Tuesday, August 28, 2007

not

not my chair, not my apartment, not my house. eh, it's probably all for the best. time to go home.

my iBook was born again, and i got enough social stuff to remind me of the good and the bad. i'll come back and visit some, perhaps a little more often than before.

picked up the Intro Mechanics book (Kleppner/Kolenkow) that i never had, but should have if my old advisor at Cornell had actually advised me instead of just signing off on my proposed course schedule no matter how unrealistic. better late.

best case reality (for me) == resignation mingled with optimism

i'm signed up for another college class for fall semester, this time in the CS department instead of English; maybe i'll be less of a misfit in computer science than the other.

is it so wrong to be human after all?
[ Level 42 ]

cheesy? not not.

Saturday, August 11, 2007

contradiction

do you ever have contradictory feelings for things (or people) in your life?

i sure do.

if you're reading this, you're probably on a computer; i certainly used a computer to write it on. but sometimes i really dislike being so tied to computers, and i long for the days when i would sit in the shade of some big tree on the Arts quad. no laptop, no cell phone (not that i have one now), no bother. just whatever book that had caught my fancy -- Michael Crichton or Stephen King or maybe even George Eliot -- probably instead of the 3rd or 4th semester Calculus i should have been studying (which is part of why i became an English major instead of staying in physics).

or the ocean. every time i go to the ocean i think about somehow arranging a little shack in the dunes (legally or illegally) and abandoning my life of computers and electronics. it's a nice dream -- one of my favorites.

if i can be creative while i'm on the computer, i like it ok; but mostly it's just a diversion. mostly i'm not doing creative stuff; mostly it's just killing time. i end up spending time on the computer instead of with people, because it's so much easier. i don't mean this as a judgement on anyone else; this is just my own personal dissatisfaction with being married to technology.

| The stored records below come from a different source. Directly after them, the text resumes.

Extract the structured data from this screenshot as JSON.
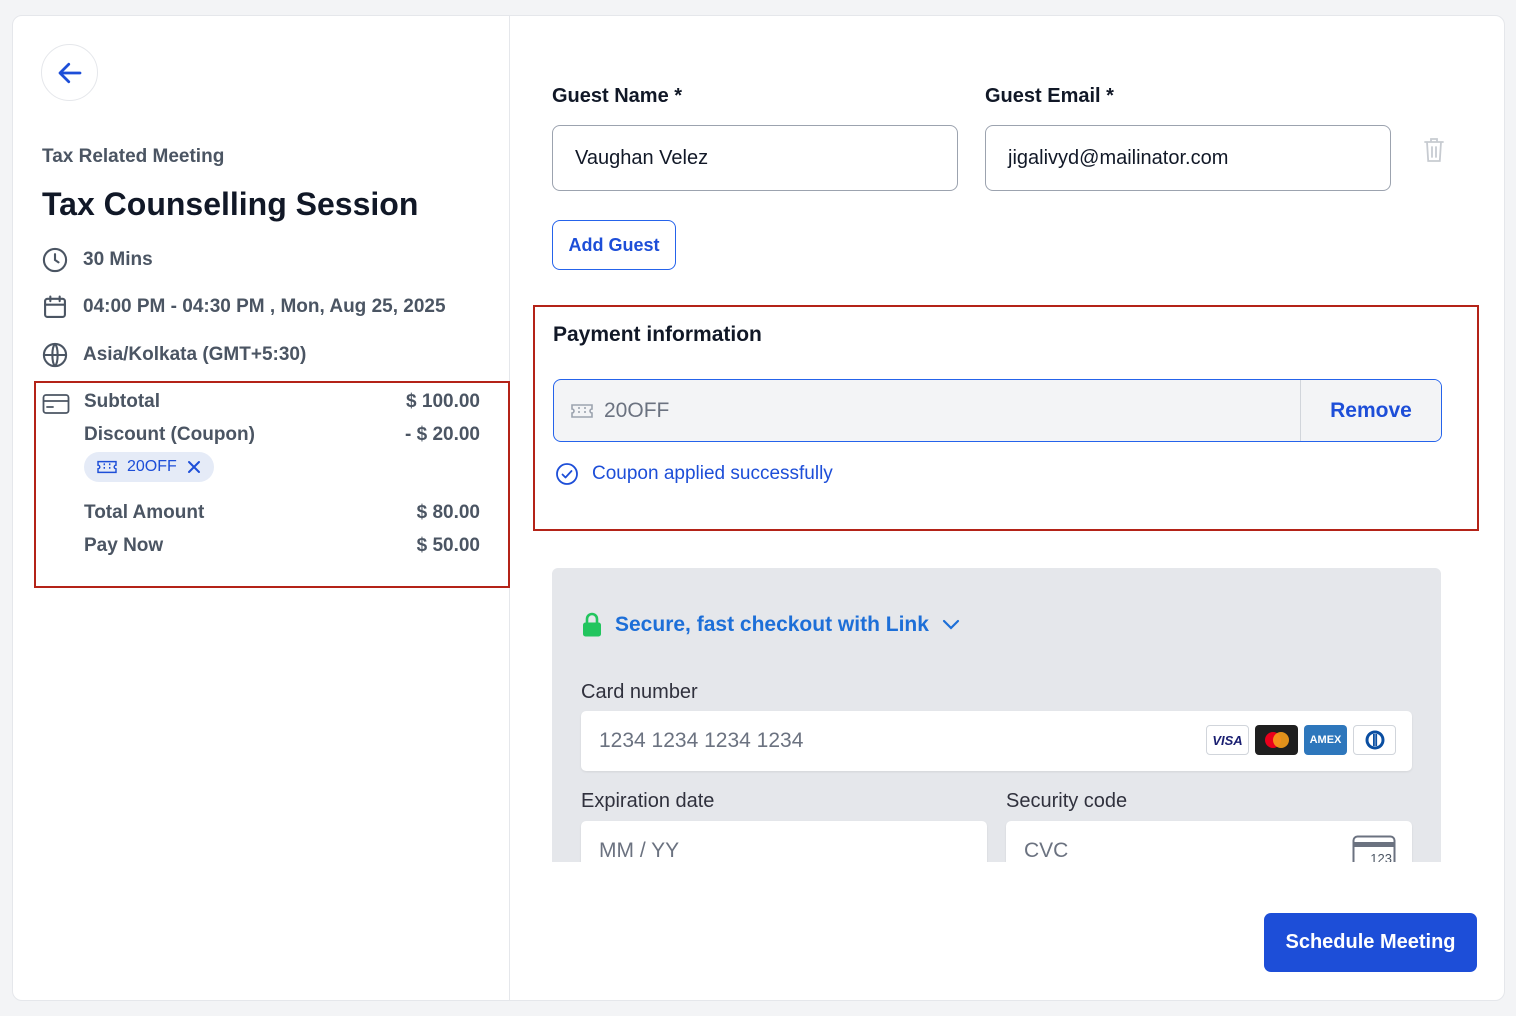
{
  "summary": {
    "meeting_type": "Tax Related Meeting",
    "title": "Tax Counselling Session",
    "duration": "30 Mins",
    "datetime": "04:00 PM - 04:30 PM , Mon, Aug 25, 2025",
    "timezone": "Asia/Kolkata (GMT+5:30)"
  },
  "pricing": {
    "subtotal_label": "Subtotal",
    "subtotal_value": "$ 100.00",
    "discount_label": "Discount (Coupon)",
    "discount_value": "- $ 20.00",
    "coupon_code": "20OFF",
    "total_label": "Total Amount",
    "total_value": "$ 80.00",
    "paynow_label": "Pay Now",
    "paynow_value": "$ 50.00"
  },
  "guest": {
    "name_label": "Guest Name *",
    "name_value": "Vaughan Velez",
    "email_label": "Guest Email *",
    "email_value": "jigalivyd@mailinator.com",
    "add_guest_label": "Add Guest"
  },
  "payment": {
    "title": "Payment information",
    "coupon_value": "20OFF",
    "remove_label": "Remove",
    "applied_message": "Coupon applied successfully"
  },
  "stripe": {
    "link_text": "Secure, fast checkout with Link",
    "card_number_label": "Card number",
    "card_number_placeholder": "1234 1234 1234 1234",
    "expiry_label": "Expiration date",
    "expiry_placeholder": "MM / YY",
    "cvc_label": "Security code",
    "cvc_placeholder": "CVC",
    "cvc_icon_text": "123",
    "brands": [
      "VISA",
      "mastercard",
      "AMEX",
      "Diners"
    ]
  },
  "actions": {
    "schedule_label": "Schedule Meeting"
  },
  "colors": {
    "accent": "#1d4ed8",
    "highlight_border": "#b42318",
    "success_lock": "#22c55e"
  }
}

when i was seven or eight, and i got my first computer, i thought it was *great*. i suppose it appealed to the mathematical side of me -- the logic and structure -- and i had lots of fun "playing" (writing programs and getting them to run). nobody said "Careful, or you may end up spending much of you life looking at a computer screen." and i probably wouldn't have listened to them, even if they had. some days i still like computers; and some days i feel like i've sold out to the military-industrial complex

for the past couple of months, i've been doing basically all my writing on paper (instead of a compuer), and it's been a different experience. the fiction that i've been working on is mostly about a character given a chance to make some different choices in his life and in his past -- choosing to not be part of our mechanized & electrified society, for instance. it's a story i might well not have written on a computer; and now that it's getting to the point that i should transfer it to the computer (before it gets any longer), i've been hesitating. i'm almost happier with it on thirty pages of haphazard print, in pen & pencil, with lots of crossings out and emendations and changes. maybe it's better that way.